Mari Pangestu and her CSIS economic colleagues played a unique role in pressing for liberalisation within Indonesia. They became the focal point for Indonesia’s involvement in the Pacific Economic Cooperation Council (PECC) which prepared studies on topics for multilateral and regional trade reform. The CSIS team was active in promoting Indonesia’s involvement in the Asian Pacific Economic Cooperation (APEC) forum.

In 1997, Pangestu was appointed Executive Director of CSIS just as the Asian financial crisis was unfolding across South East Asia. Indonesia was hard-hit by the crisis. An immediate challenge for CSIS, which Pangestu needed to manage, was to restructure the work of the organisation and reach out to new partners.

In 2004, Susilo Bambang Yudhoyono was elected as President of Indonesia. It was clear that Yudhoyono was keen to select a progressive cabinet of ministers with professional qualifications. Indeed, just a few weeks before he became President, Yudhoyono completed his own doctoral degree in economics from the Agricultural University in Bogor near Jakarta. One of the professional women he appointed to the cabinet was economist Sri Mulyani Indrawati who later, in 2010, became Managing Director of the World Bank. And another professional woman he appointed was Mari Pangestu who became Minister for Trade.

The job of Minister for Trade in Indonesia is a difficult one. The portfolio has wide responsibilities which include regulation of key domestic markets as well as managing international trade issues. Mari Pangestu was widely regarded as a highly effective minister who handled the portfolio with skill.

In recognition of her role in government in Indonesia, in 2013 she was awarded an honorary degree by the Australian National University.

Against this background, as a new Managing Director Pangestu brings three key insights to the World Bank. First, her own experience of the practical challenges of day-to-day policy making on the ground will hopefully keep some of the loftier World Bank pronouncements about international issues grounded in reality. As minster with responsibilities for tourism she famously pointed to the need for better toilets for tourists in Indonesia.
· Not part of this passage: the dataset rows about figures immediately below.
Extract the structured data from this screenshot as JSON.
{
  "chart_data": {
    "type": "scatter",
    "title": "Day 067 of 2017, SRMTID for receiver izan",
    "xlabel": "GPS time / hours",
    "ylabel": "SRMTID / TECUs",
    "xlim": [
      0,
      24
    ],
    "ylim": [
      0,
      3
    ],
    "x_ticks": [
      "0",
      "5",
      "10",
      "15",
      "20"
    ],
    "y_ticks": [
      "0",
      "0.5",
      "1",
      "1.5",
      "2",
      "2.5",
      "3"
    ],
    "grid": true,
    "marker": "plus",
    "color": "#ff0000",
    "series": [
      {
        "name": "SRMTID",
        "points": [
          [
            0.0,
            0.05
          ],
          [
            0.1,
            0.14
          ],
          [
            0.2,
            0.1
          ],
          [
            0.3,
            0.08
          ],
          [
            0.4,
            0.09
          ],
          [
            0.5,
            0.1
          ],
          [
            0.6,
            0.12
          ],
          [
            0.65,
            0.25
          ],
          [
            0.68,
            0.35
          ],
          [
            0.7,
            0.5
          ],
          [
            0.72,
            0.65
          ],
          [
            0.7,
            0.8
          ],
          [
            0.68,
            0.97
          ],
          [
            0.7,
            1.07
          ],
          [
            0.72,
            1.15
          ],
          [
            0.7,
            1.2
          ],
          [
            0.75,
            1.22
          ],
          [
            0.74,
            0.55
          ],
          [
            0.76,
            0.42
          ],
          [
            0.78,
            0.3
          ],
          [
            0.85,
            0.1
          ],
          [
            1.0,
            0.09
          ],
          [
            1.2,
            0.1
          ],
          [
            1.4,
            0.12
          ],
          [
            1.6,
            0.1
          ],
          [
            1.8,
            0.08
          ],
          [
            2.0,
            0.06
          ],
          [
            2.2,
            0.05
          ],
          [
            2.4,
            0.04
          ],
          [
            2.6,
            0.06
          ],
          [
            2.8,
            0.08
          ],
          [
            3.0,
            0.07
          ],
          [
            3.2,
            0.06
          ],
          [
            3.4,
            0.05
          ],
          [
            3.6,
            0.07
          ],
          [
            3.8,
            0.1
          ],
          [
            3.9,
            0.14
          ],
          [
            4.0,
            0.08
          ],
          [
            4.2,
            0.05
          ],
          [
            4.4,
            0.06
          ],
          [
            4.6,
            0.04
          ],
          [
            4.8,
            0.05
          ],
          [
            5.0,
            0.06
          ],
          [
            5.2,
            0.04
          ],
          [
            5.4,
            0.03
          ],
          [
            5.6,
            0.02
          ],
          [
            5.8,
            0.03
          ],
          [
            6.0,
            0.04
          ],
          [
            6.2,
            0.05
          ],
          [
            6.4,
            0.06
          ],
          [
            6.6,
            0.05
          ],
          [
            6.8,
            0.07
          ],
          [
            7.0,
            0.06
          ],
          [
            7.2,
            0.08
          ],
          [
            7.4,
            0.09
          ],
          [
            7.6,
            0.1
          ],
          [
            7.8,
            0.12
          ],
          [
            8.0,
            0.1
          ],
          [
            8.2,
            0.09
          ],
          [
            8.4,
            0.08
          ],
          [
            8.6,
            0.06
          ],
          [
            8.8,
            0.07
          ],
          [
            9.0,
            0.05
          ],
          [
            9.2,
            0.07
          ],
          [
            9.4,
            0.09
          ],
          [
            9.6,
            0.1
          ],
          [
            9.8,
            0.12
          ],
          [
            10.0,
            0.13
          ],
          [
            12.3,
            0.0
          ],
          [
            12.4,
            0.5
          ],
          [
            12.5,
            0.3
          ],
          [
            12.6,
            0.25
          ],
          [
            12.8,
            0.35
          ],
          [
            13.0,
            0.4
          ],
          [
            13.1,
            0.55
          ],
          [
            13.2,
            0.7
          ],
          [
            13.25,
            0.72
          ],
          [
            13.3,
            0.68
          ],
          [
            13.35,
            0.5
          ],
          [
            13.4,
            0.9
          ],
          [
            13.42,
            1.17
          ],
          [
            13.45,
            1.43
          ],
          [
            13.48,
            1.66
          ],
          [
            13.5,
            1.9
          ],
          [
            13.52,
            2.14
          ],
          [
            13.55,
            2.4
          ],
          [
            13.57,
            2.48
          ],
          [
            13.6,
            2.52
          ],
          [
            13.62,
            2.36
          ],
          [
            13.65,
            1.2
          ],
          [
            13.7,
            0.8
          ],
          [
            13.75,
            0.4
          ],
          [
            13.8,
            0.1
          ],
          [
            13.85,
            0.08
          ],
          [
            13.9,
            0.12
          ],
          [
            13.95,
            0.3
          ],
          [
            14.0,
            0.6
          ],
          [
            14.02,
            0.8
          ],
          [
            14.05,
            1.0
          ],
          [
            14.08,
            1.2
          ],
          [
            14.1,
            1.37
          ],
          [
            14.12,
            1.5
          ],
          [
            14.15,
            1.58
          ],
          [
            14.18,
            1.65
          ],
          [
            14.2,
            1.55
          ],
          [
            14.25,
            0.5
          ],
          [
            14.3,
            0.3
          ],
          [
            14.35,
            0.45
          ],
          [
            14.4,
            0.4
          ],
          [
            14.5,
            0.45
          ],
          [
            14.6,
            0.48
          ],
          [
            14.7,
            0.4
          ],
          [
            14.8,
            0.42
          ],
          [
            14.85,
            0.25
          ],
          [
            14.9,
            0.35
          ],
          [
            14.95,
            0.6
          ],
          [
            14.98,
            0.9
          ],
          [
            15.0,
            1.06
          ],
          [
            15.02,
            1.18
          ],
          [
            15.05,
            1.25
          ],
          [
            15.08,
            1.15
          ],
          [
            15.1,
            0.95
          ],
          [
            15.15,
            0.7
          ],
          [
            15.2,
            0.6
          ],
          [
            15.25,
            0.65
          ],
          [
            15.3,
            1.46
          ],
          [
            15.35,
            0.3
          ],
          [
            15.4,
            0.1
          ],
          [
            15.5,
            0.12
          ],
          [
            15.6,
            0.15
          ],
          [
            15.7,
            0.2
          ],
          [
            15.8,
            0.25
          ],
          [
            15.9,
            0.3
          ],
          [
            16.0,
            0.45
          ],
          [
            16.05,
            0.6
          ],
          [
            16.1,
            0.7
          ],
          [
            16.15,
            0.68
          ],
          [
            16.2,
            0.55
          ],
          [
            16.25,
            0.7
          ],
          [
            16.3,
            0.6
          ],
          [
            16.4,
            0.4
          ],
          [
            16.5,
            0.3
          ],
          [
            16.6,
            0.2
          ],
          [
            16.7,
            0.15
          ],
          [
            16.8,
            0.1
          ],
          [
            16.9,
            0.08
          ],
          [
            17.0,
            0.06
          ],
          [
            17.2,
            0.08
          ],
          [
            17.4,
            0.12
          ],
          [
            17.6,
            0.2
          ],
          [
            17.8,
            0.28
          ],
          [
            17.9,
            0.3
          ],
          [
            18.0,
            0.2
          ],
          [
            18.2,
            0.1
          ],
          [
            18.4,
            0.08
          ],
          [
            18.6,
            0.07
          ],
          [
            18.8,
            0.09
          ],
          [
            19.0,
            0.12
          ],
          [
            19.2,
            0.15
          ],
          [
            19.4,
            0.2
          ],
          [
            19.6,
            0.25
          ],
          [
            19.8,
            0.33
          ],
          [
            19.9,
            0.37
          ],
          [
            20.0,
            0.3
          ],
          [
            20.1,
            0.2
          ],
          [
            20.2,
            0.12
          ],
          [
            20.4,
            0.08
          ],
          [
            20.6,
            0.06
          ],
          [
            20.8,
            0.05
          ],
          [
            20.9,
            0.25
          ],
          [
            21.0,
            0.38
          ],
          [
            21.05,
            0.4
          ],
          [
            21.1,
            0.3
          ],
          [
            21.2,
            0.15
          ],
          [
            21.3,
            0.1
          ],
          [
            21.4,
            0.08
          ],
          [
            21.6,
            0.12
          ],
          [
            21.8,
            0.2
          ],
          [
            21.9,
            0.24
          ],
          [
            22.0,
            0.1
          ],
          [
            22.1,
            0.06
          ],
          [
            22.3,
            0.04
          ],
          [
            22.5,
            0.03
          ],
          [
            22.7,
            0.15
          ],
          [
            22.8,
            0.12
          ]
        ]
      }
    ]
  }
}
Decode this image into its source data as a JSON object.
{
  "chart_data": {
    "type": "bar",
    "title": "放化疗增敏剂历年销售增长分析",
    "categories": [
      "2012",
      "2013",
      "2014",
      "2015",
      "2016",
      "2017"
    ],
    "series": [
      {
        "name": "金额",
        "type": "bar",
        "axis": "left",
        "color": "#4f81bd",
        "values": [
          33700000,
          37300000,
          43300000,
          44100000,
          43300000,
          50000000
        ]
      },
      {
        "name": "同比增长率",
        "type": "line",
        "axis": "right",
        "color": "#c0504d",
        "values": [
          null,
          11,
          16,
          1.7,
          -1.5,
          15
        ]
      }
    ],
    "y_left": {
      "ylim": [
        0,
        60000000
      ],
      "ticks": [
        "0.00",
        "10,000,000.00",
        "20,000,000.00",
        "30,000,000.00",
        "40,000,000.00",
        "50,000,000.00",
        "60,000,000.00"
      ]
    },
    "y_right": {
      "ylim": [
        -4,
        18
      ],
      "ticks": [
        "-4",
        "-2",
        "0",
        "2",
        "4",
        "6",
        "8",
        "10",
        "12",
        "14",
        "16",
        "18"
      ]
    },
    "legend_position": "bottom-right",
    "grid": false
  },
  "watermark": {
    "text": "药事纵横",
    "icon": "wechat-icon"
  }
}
An emphasis on this practical approach will be welcome in the Word Bank’s programs in developing countries.

Second, Pangestu will bring to the Bank a vital understanding of the importance of openness – of the need for developing countries to remain as open as possible to the global economy.

It is true that openness is a two-edged sword. Openness and globalisation bring challenges as well as benefits. It is no secret that Pangestu had to deal with both edges of the sword in her seven years as Trade Minister in Indonesia. But Indonesia has benefited greatly from being a relatively open economy in recent decades. Pangestu will hopefully be able to share Indonesia’s experience across the Bank.
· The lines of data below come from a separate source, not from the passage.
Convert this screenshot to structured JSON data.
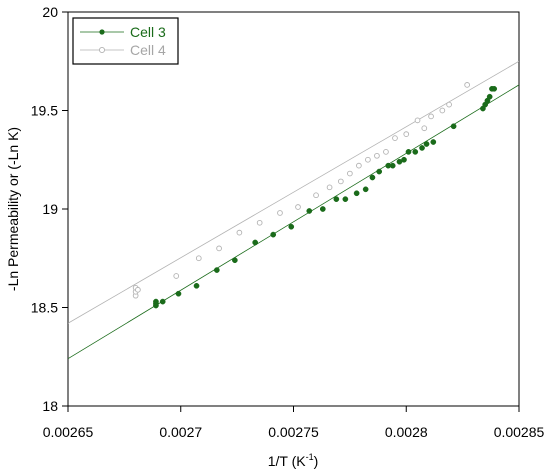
{
  "chart_data": {
    "type": "scatter",
    "xlabel": "1/T (K",
    "xlabel_sup": "-1",
    "xlabel_tail": ")",
    "ylabel": "-Ln Permeability  or  (-Ln K)",
    "xlim": [
      0.00265,
      0.00285
    ],
    "ylim": [
      18,
      20
    ],
    "xticks": [
      "0.00265",
      "0.0027",
      "0.00275",
      "0.0028",
      "0.00285"
    ],
    "yticks": [
      "18",
      "18.5",
      "19",
      "19.5",
      "20"
    ],
    "grid": false,
    "legend_position": "top-left",
    "series": [
      {
        "name": "Cell 3",
        "color": "#1a6b1a",
        "marker": "filled-circle",
        "fit": [
          [
            0.00265,
            18.24
          ],
          [
            0.00285,
            19.63
          ]
        ],
        "points": [
          [
            0.002689,
            18.51
          ],
          [
            0.002689,
            18.52
          ],
          [
            0.002689,
            18.53
          ],
          [
            0.002692,
            18.53
          ],
          [
            0.002699,
            18.57
          ],
          [
            0.002707,
            18.61
          ],
          [
            0.002716,
            18.69
          ],
          [
            0.002724,
            18.74
          ],
          [
            0.002733,
            18.83
          ],
          [
            0.002741,
            18.87
          ],
          [
            0.002749,
            18.91
          ],
          [
            0.002757,
            18.99
          ],
          [
            0.002763,
            19.0
          ],
          [
            0.002769,
            19.05
          ],
          [
            0.002773,
            19.05
          ],
          [
            0.002778,
            19.08
          ],
          [
            0.002782,
            19.1
          ],
          [
            0.002785,
            19.16
          ],
          [
            0.002788,
            19.19
          ],
          [
            0.002792,
            19.22
          ],
          [
            0.002794,
            19.22
          ],
          [
            0.002797,
            19.24
          ],
          [
            0.002799,
            19.25
          ],
          [
            0.002801,
            19.29
          ],
          [
            0.002804,
            19.29
          ],
          [
            0.002807,
            19.31
          ],
          [
            0.002809,
            19.33
          ],
          [
            0.002812,
            19.34
          ],
          [
            0.002821,
            19.42
          ],
          [
            0.002834,
            19.51
          ],
          [
            0.002835,
            19.53
          ],
          [
            0.002836,
            19.55
          ],
          [
            0.002837,
            19.57
          ],
          [
            0.002838,
            19.61
          ],
          [
            0.002839,
            19.61
          ]
        ]
      },
      {
        "name": "Cell 4",
        "color": "#b3b3b3",
        "marker": "open-circle",
        "fit": [
          [
            0.00265,
            18.42
          ],
          [
            0.00285,
            19.75
          ]
        ],
        "points": [
          [
            0.00268,
            18.56
          ],
          [
            0.00268,
            18.58
          ],
          [
            0.00268,
            18.6
          ],
          [
            0.002681,
            18.59
          ],
          [
            0.002698,
            18.66
          ],
          [
            0.002708,
            18.75
          ],
          [
            0.002717,
            18.8
          ],
          [
            0.002726,
            18.88
          ],
          [
            0.002735,
            18.93
          ],
          [
            0.002744,
            18.98
          ],
          [
            0.002752,
            19.01
          ],
          [
            0.00276,
            19.07
          ],
          [
            0.002766,
            19.11
          ],
          [
            0.002771,
            19.14
          ],
          [
            0.002775,
            19.18
          ],
          [
            0.002779,
            19.22
          ],
          [
            0.002783,
            19.25
          ],
          [
            0.002787,
            19.27
          ],
          [
            0.002791,
            19.29
          ],
          [
            0.002795,
            19.36
          ],
          [
            0.0028,
            19.38
          ],
          [
            0.002805,
            19.45
          ],
          [
            0.002808,
            19.41
          ],
          [
            0.002811,
            19.47
          ],
          [
            0.002816,
            19.5
          ],
          [
            0.002819,
            19.53
          ],
          [
            0.002827,
            19.63
          ]
        ]
      }
    ]
  }
}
A third insight that Pangestu will bring to the Bank is a knowledge of the impact of the remarkable long-term development program that the international community has supported in Indonesia. Pangestu recently prepared a study of the economic history of Indonesia during this period in a collection of articles about the work of Ali Wardhana, Indonesia’s longest serving finance minister.

In the 50-year period from the late 1960s to 2016, the international community provided around $340 billion in support to Indonesia. The World Bank itself played a key role in this program, supporting financial flows and – more importantly – helping coordinate the international effort for five decades.

The international effort began in May 1968 when the former US Secretary of Defence, Robert McNamara, visited Indonesia. McNamara had just taken up the post of president of the World Bank. His very first international tour as Bank President was to Indonesia. There are extensive details of his visit in the World Bank archives. Mari Pangestu will be able to draw on this history of one the World Bank’s most successful programs as she takes up her position as one of the Managing Directors of the Bank.